Q: How will you ensure rural school districts receive the support they need when it comes to education funding and legislation?

A: My children attended a small rural school and open-enrolled to a much larger rural school for additional opportunities. I would like to figure out a way for our smaller rural communities to be able to offer additional programs that we find at larger schools, providing our children with equal opportunities. I want to focus on the lack of funding for rural public education and the collective bargaining rights that were taken away from our educators. Working collectively with educators and administration, I want to address how to better prepare our children for what comes after high school, providing them with the essential skills they need to be successful on their own.

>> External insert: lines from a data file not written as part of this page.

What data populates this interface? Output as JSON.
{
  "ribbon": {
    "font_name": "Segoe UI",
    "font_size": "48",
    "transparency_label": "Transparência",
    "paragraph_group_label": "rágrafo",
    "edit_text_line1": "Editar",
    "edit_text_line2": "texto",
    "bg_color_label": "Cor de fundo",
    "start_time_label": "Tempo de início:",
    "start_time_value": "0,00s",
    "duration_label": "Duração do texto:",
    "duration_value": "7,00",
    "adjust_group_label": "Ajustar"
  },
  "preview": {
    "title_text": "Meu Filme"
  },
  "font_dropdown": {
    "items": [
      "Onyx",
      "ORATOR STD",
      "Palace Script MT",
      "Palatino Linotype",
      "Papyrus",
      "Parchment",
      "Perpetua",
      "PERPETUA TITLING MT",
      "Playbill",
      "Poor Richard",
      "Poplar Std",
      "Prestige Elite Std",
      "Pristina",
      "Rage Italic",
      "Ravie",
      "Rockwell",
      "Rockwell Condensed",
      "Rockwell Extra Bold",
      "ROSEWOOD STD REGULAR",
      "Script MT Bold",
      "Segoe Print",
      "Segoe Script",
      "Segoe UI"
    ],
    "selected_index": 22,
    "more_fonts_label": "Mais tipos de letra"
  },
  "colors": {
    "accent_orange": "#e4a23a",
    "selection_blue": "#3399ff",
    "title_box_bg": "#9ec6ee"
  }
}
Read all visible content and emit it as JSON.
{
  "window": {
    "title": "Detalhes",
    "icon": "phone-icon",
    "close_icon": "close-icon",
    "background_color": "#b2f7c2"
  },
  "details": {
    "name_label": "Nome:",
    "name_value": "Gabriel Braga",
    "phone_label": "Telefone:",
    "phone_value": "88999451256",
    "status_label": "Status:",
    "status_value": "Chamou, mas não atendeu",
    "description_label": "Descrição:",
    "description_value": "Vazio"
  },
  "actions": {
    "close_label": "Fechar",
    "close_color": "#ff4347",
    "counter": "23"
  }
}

Q: What is your take on the job vacancies in area communities (particularly in manufacturing, trades and health care) and the shortage of qualified individuals to fill those positions? How would you work to facilitate connections in those areas?

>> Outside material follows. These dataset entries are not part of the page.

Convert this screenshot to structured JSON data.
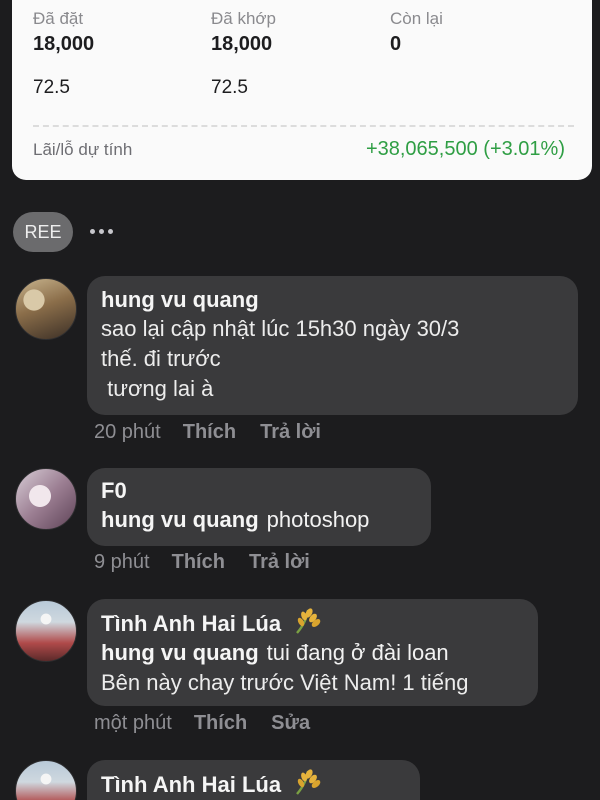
{
  "order": {
    "placed_label": "Đã đặt",
    "matched_label": "Đã khớp",
    "remaining_label": "Còn lại",
    "placed_qty": "18,000",
    "matched_qty": "18,000",
    "remaining_qty": "0",
    "placed_price": "72.5",
    "matched_price": "72.5",
    "pnl_label": "Lãi/lỗ dự tính",
    "pnl_value": "+38,065,500 (+3.01%)",
    "pnl_color": "#2f9e44"
  },
  "header": {
    "ticker": "REE",
    "more_icon": "more-horizontal-icon"
  },
  "comments": [
    {
      "author": "hung vu quang",
      "lines": [
        "sao lại cập nhật lúc 15h30 ngày 30/3",
        "thế. đi trước",
        " tương lai à"
      ],
      "time": "20 phút",
      "like": "Thích",
      "reply": "Trả lời"
    },
    {
      "author": "F0",
      "mention": "hung vu quang",
      "text": "photoshop",
      "time": "9 phút",
      "like": "Thích",
      "reply": "Trả lời"
    },
    {
      "author": "Tình Anh Hai Lúa",
      "badge_icon": "rice-plant-icon",
      "mention": "hung vu quang",
      "text": "tui đang ở đài loan",
      "text2": "Bên này chay trước Việt Nam! 1 tiếng",
      "time": "một phút",
      "like": "Thích",
      "edit": "Sửa"
    },
    {
      "author": "Tình Anh Hai Lúa",
      "badge_icon": "rice-plant-icon"
    }
  ]
}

A: My husband has been an electrician for 22 years. I have first-hand knowledge of the shortages they face in his industry. Working collectively with educators and administration, I want to address how to better prepare our children for what comes after high school, providing them with the essential skills they need to be successful on their own. I want to encourage programs that promote trade skills and effectively offer opportunities that show our children what it is like to be on a real job site. I want to work directly with the local high schools and community colleges, the unions and employers to figure out what we can collectively do to reduce these shortages.

Q: What are your thoughts on the state of health care in Iowa? Which area(s)—such as Medicaid, mental health, nurse/doctor shortages—would you focus on and why?

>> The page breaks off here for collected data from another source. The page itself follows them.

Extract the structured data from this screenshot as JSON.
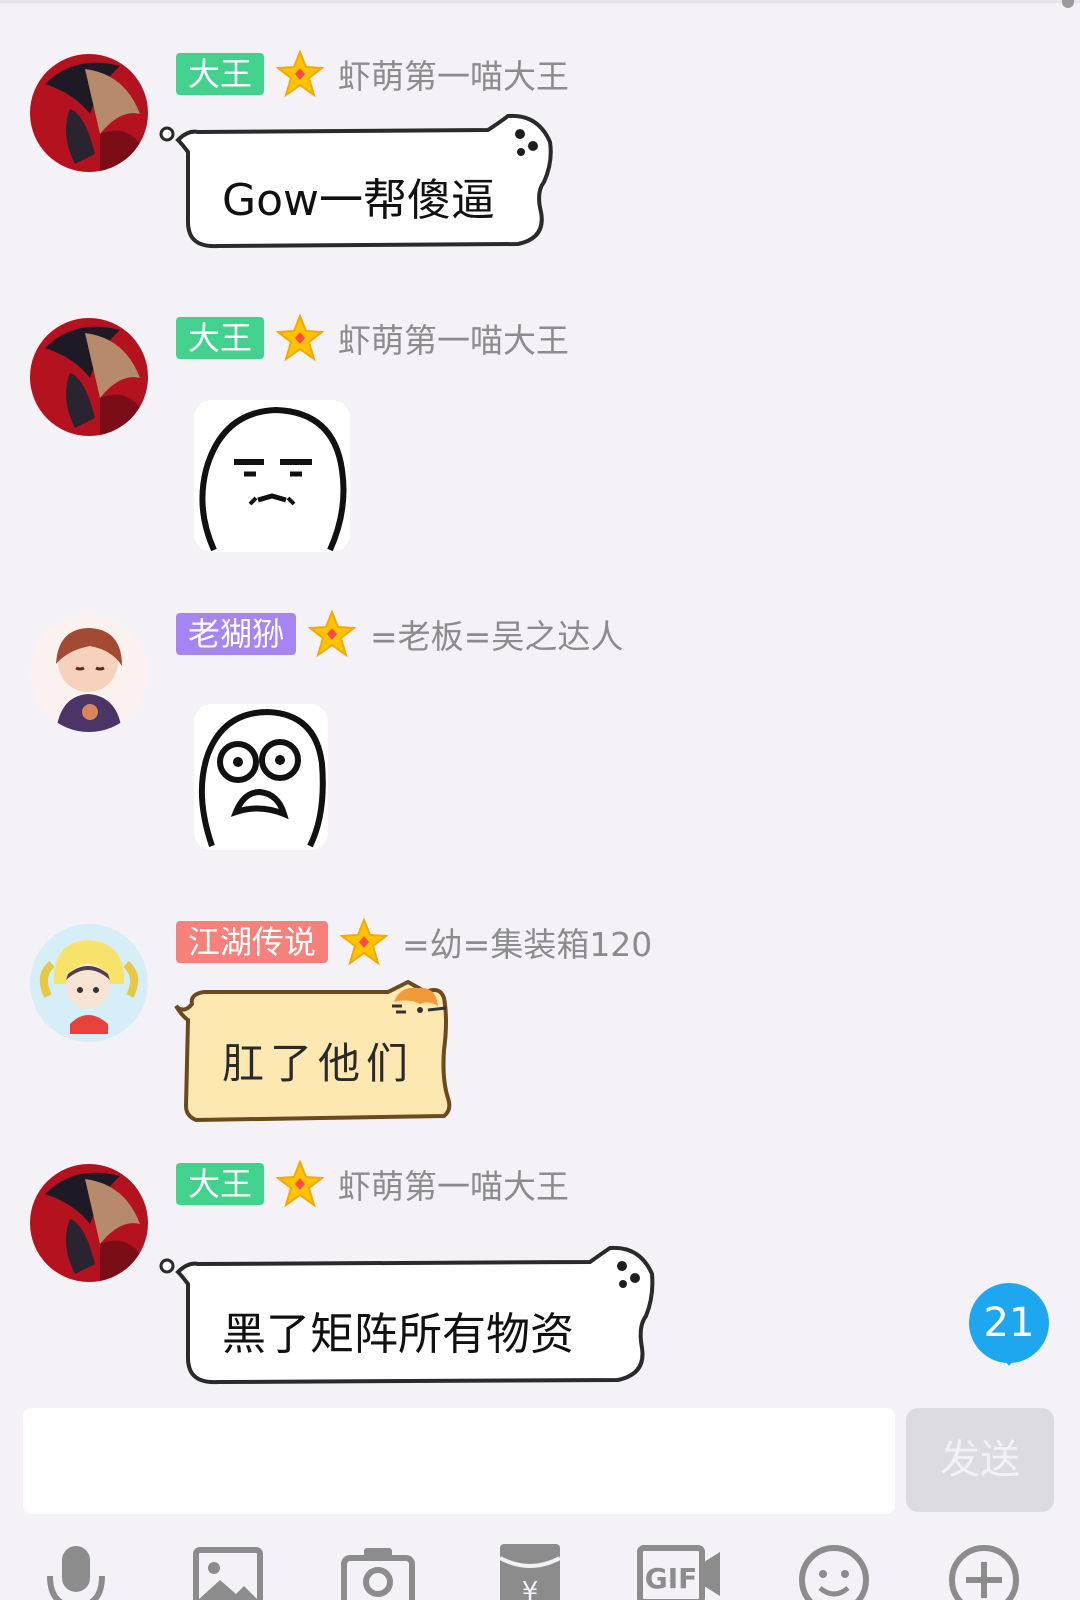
{
  "messages": [
    {
      "badge": "大王",
      "nickname": "虾萌第一喵大王",
      "text": "Gow一帮傻逼"
    },
    {
      "badge": "大王",
      "nickname": "虾萌第一喵大王"
    },
    {
      "badge": "老猢狲",
      "nickname": "=老板=吴之达人"
    },
    {
      "badge": "江湖传说",
      "nickname": "=幼=集装箱120",
      "text": "肛了他们"
    },
    {
      "badge": "大王",
      "nickname": "虾萌第一喵大王",
      "text": "黑了矩阵所有物资"
    }
  ],
  "unread_count": "21",
  "composer": {
    "input_value": "",
    "send_label": "发送"
  },
  "toolbar_icons": [
    "microphone-icon",
    "image-icon",
    "camera-icon",
    "red-envelope-icon",
    "gif-icon",
    "emoji-icon",
    "plus-icon"
  ],
  "colors": {
    "badge_green": "#43d18e",
    "badge_purple": "#a685f2",
    "badge_salmon": "#f5817a",
    "unread_blue": "#1ea7ef",
    "background": "#f4f1f7"
  }
}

A: The privatization of Medicaid has proven to be incredibly detrimental to the people of Iowa. We need to re-evaluate ways for our people to obtain affordable healthcare and make it accessible to all Iowans. Iowa, like many other states, is seeing a dramatic up-tick in mental health situations stemming from COVID-19 as well. Mental health needs to be addressed and, instead of cutting funding, find additional support to those suffering with mental health issues.

Q: How will you support northeast Iowa farmers and the agricultural economy?

A: When I agreed to run for District 56, I had no idea that COVID-19 was going to make campaigning a difficult task. I looked forward to meeting with individuals and groups in my area to learn and better understand what our most direct needs were. Unfortunately, the pandemic and relying on virtual meetings made this an even greater challenge. Having family that is still part of the farming community in our area, I am aware of different challenges farmers are facing—in the area of livestock and the challenges with the meat packing plants having to shut down to address COVID-19 concerns, milk prices where a gallon of milk is almost $4 but our dairy farmers are not being paid their dues. The millions of acres of crops that were lost to the derecho and the lasting effects that will be felt for years to come resulting in shortages in our great state. I honestly don’t have the answers on how to alleviate or address those challenges, but I will exert all of my energy to make sure that our agricultural industry has a fair shot and northeast Iowa continues to be a great place to raise a family, farm and do business.

Q: Northeast Iowa’s natural resources are important for agriculture, tourism, quality of life and more. How will you help protect them?

A: Working with local communities, our farmers, the Corps of Engineers and the DNR, I will continue to provide necessary information and resources to keep our northeast corner of the state beautiful and protected. This area is our home, and where we chose to raise our children. It is a collective effort that is necessary to ensure moving forward that our natural resources continue to support agriculture, tourism and our quality of life.